Burton even dialed up the crazy set design that was probably the best thing about the first Baman. By setting the movie during Christmas, he got to use holiday decorations that made his looming German-expressionist gothic architecture look even darker and more imposing. He put a giant rotating nightmare Felix The Cat head on top of Shreck’s department store and gave Penguin a giant, inexplicable rubber-duck boat that also turns into a hydraulic lift. Even Christopher Walken’s hair has its own absurdist gothic architecture.

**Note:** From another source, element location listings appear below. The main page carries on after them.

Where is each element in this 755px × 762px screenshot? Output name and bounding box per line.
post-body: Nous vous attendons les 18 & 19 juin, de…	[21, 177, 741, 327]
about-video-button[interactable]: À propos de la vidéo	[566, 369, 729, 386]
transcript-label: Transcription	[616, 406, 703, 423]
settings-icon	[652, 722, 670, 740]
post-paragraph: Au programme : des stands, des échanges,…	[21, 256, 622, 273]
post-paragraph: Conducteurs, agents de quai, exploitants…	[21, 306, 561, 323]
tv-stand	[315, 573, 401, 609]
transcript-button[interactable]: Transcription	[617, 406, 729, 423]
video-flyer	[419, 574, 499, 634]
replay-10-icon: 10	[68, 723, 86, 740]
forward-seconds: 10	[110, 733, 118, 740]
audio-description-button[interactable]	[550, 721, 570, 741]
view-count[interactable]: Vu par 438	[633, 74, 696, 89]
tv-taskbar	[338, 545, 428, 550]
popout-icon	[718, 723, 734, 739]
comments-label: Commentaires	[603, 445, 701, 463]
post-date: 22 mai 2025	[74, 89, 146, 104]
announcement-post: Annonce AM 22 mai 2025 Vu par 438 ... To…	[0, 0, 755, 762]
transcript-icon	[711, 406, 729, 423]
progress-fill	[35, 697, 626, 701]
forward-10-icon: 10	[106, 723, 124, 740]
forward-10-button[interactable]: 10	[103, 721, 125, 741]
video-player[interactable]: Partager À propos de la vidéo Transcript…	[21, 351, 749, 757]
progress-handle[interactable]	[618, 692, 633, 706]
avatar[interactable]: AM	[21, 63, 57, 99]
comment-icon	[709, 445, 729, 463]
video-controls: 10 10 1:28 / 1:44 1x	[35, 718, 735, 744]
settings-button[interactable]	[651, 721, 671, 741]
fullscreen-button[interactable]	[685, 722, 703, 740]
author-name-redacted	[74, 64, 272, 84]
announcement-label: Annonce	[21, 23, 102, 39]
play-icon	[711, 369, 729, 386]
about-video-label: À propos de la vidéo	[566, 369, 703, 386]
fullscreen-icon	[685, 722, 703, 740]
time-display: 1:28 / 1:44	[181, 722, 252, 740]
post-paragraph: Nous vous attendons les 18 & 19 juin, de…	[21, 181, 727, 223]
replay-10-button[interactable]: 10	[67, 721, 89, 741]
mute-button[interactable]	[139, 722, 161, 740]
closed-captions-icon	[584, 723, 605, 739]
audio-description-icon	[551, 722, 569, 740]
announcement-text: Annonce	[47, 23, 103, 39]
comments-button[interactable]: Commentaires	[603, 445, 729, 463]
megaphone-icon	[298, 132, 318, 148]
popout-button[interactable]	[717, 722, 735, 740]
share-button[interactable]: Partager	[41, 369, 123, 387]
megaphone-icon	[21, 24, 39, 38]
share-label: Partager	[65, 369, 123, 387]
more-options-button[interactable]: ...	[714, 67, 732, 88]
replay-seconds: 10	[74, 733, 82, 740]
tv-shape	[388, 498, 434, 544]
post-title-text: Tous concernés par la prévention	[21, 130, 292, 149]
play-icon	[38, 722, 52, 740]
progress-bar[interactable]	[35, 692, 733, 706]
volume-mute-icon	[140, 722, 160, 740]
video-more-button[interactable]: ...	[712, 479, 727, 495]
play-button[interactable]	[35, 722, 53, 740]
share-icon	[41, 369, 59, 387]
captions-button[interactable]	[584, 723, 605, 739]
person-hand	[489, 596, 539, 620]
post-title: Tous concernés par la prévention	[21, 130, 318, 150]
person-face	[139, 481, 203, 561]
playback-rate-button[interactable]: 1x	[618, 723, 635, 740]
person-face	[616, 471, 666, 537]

Batman Returns would pull in $267 million worldwide. That was good enough to make it the third-highest grossing movie of 1992 (behind Aladdin and Home Alone 2: Lost In New York) but still well short of the first Batman. In response, Warner Bros. practically chased Burton away from the franchise, instead giving it to Joel Schumacher, who turned it into extreme Day-Glo silliness. So even though it’s a sequel, Batman Returns still feels like a glorious one-off. Today, it plays as a very personal and particular take on the superhero movie, one that barely cares about its hero. Goth superhero movies like The Crow and Blade would follow, but I can’t really claim that Batman Returns was influential. Instead, it’s a vivid and freaky oddity, a vision of a road not taken for the genre.

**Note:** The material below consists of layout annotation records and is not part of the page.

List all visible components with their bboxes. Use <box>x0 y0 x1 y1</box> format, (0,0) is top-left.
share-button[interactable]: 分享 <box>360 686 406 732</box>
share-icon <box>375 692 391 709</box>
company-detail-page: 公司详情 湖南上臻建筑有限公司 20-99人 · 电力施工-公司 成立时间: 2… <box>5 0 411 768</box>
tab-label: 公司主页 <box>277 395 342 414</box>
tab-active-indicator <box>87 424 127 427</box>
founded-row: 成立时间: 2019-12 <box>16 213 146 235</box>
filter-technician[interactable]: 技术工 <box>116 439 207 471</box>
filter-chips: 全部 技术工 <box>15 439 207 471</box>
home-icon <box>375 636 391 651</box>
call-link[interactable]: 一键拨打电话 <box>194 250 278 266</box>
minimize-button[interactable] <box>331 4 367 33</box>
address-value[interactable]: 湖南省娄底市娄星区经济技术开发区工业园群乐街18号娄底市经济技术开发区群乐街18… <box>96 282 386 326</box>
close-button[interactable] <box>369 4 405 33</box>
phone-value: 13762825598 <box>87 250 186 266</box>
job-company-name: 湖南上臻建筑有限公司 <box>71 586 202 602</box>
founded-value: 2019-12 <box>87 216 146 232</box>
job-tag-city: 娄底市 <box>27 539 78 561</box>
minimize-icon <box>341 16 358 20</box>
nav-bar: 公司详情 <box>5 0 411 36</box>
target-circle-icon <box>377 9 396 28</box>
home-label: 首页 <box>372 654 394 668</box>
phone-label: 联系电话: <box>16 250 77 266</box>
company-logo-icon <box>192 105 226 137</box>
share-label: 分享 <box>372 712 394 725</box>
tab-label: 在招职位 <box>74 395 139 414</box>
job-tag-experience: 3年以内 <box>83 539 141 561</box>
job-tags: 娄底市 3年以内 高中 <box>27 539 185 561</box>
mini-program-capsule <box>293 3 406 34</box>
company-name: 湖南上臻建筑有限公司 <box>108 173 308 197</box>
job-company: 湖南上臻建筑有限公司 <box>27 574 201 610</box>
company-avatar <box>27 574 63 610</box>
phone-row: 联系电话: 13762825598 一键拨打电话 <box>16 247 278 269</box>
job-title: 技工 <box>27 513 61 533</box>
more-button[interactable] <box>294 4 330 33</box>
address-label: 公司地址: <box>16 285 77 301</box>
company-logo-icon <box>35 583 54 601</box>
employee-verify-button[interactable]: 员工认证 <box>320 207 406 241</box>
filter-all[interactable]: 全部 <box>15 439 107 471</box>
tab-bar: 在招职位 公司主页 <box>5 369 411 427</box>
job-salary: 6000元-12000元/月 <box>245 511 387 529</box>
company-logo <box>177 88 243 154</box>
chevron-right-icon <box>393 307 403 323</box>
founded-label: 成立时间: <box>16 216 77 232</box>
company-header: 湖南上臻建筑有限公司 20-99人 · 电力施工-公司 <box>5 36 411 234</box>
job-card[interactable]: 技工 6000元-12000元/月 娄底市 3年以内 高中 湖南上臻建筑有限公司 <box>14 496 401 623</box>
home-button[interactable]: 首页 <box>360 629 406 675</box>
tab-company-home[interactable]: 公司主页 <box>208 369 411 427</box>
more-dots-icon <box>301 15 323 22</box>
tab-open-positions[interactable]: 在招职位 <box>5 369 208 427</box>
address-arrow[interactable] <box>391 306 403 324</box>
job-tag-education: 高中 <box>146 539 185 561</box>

Other notable 1992 superhero movies: Pity the people at Marvel, who just could not figure out how to turn their heroes into movie characters. Consider Albert Pyun’s near-unwatchable take on Captain America, shot in 1990 but only released as a straight-to-video turkey two years later. There’s some fun stuff in the movie; I like the makeup job on the latter-day post-plastic-surgery Red Skull. But the movie’s cheaper-than-shit costumes and effects, its deeply wooden performances, and its apparently genuine disinterest in the mechanics of exciting filmmaking mean that it’s not even fun as a so-bad-it’s-good watch. (Some trivia: Ned Beatty, who had played a bumbling bad-guy henchman in 1978’s Superman: The Movie, also played a bumbling good-guy reporter in Captain America. I’m pretty sure that makes him the first actor with roles in both DC and Marvel movies.)

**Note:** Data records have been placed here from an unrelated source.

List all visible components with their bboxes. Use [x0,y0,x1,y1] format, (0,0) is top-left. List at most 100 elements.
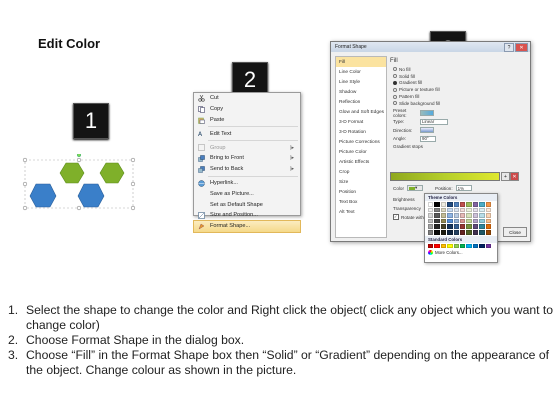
color-swatch[interactable] [447,218,453,224]
menu-item-copy[interactable]: Copy [194,104,300,115]
close-window-button[interactable]: ✕ [515,43,528,52]
color-swatch[interactable] [428,243,434,249]
menu-item-cut[interactable]: Cut [194,93,300,104]
hexagon-shape-group[interactable] [22,154,137,212]
category-picture-color[interactable]: Picture Color [336,147,386,157]
color-swatch[interactable] [440,243,447,249]
color-swatch[interactable] [472,224,479,229]
radio-picture-fill[interactable]: Picture or texture fill [393,86,526,93]
color-swatch[interactable] [428,213,434,218]
color-swatch[interactable] [434,207,440,213]
color-swatch[interactable] [459,202,466,207]
hexagon-green-2[interactable] [99,162,125,184]
color-swatch[interactable] [428,224,434,229]
category-reflection[interactable]: Reflection [336,97,386,107]
color-swatch[interactable] [472,202,479,207]
category-shadow[interactable]: Shadow [336,87,386,97]
hexagon-blue-2[interactable] [77,183,105,208]
category-3d-format[interactable]: 3-D Format [336,117,386,127]
color-swatch[interactable] [459,218,466,224]
color-swatch[interactable] [479,213,485,218]
radio-pattern-fill[interactable]: Pattern fill [393,93,526,100]
color-swatch[interactable] [447,213,453,218]
category-line-style[interactable]: Line Style [336,77,386,87]
color-swatch[interactable] [466,229,472,235]
color-swatch[interactable] [479,224,485,229]
color-swatch[interactable] [453,207,459,213]
color-swatch[interactable] [459,243,466,249]
color-swatch[interactable] [466,202,472,207]
color-swatch[interactable] [453,202,459,207]
color-swatch[interactable] [434,224,440,229]
menu-item-save-as-picture[interactable]: Save as Picture... [194,188,300,199]
color-swatch[interactable] [479,218,485,224]
color-swatch[interactable] [453,218,459,224]
menu-item-edit-text[interactable]: A Edit Text [194,128,300,139]
close-button[interactable]: Close [503,227,527,237]
category-artistic-effects[interactable]: Artistic Effects [336,157,386,167]
remove-stop-button[interactable]: ✕ [510,172,519,181]
color-swatch[interactable] [485,202,491,207]
color-swatch[interactable] [472,229,479,235]
color-swatch[interactable] [434,229,440,235]
color-swatch[interactable] [447,229,453,235]
radio-no-fill[interactable]: No fill [393,66,526,73]
color-swatch[interactable] [459,224,466,229]
color-swatch[interactable] [428,218,434,224]
color-swatch[interactable] [485,218,491,224]
category-position[interactable]: Position [336,187,386,197]
color-swatch[interactable] [479,243,485,249]
color-swatch[interactable] [440,229,447,235]
menu-item-format-shape[interactable]: Format Shape... [193,219,301,233]
help-button[interactable]: ? [504,43,514,52]
color-swatch[interactable] [479,229,485,235]
color-swatch[interactable] [459,207,466,213]
category-text-box[interactable]: Text Box [336,197,386,207]
color-swatch[interactable] [447,243,453,249]
color-swatch[interactable] [453,229,459,235]
color-swatch[interactable] [485,229,491,235]
category-3d-rotation[interactable]: 3-D Rotation [336,127,386,137]
color-swatch[interactable] [447,207,453,213]
color-swatch[interactable] [453,243,459,249]
preset-colors-dropdown[interactable] [420,110,434,117]
category-line-color[interactable]: Line Color [336,67,386,77]
color-swatch[interactable] [485,213,491,218]
type-dropdown[interactable]: Linear [420,118,448,125]
color-swatch[interactable] [440,202,447,207]
category-size[interactable]: Size [336,177,386,187]
color-swatch[interactable] [479,207,485,213]
color-dropdown[interactable]: ▾ [407,185,423,192]
radio-solid-fill[interactable]: Solid fill [393,73,526,80]
color-swatch[interactable] [466,207,472,213]
color-swatch[interactable] [485,224,491,229]
color-swatch[interactable] [440,224,447,229]
color-swatch[interactable] [440,213,447,218]
color-swatch[interactable] [434,213,440,218]
position-input[interactable]: 1% [455,185,472,192]
hexagon-green-1[interactable] [59,162,85,184]
color-swatch[interactable] [440,218,447,224]
category-crop[interactable]: Crop [336,167,386,177]
direction-dropdown[interactable] [420,127,434,134]
menu-item-set-default-shape[interactable]: Set as Default Shape [194,199,300,210]
color-swatch[interactable] [428,207,434,213]
color-swatch[interactable] [459,213,466,218]
category-picture-corrections[interactable]: Picture Corrections [336,137,386,147]
radio-slide-background-fill[interactable]: Slide background fill [393,100,526,107]
category-alt-text[interactable]: Alt Text [336,207,386,217]
color-swatch[interactable] [472,207,479,213]
color-swatch[interactable] [447,202,453,207]
color-swatch[interactable] [440,207,447,213]
color-swatch[interactable] [485,243,491,249]
color-swatch[interactable] [479,202,485,207]
color-swatch[interactable] [485,207,491,213]
menu-item-paste[interactable]: Paste [194,115,300,126]
color-swatch[interactable] [459,229,466,235]
gradient-stops-bar[interactable] [390,172,500,181]
angle-input[interactable]: 90° [420,135,436,142]
rotate-handle[interactable] [76,154,82,158]
menu-item-hyperlink[interactable]: Hyperlink... [194,178,300,189]
color-swatch[interactable] [472,243,479,249]
color-swatch[interactable] [453,224,459,229]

1992’s Doctor Mordrid is another great example of Marvel’s early filmic haplessness. The low-budget fantasy movie was originally intended as a Doctor Strange adaptation, but the producers lost the rights to the character just as the movie was about to go into production. So instead, it’s a bald and obvious Doctor Strange rip-off, right down to the astral plane projection and the ornate Manhattan apartment and the flappy sleeves. It’s pretty fun! There’s a climactic stop-motion-animated fight between a T. rex skeleton and a mastodon skeleton that’s a whole lot better than anything in that original Captain America, anyway.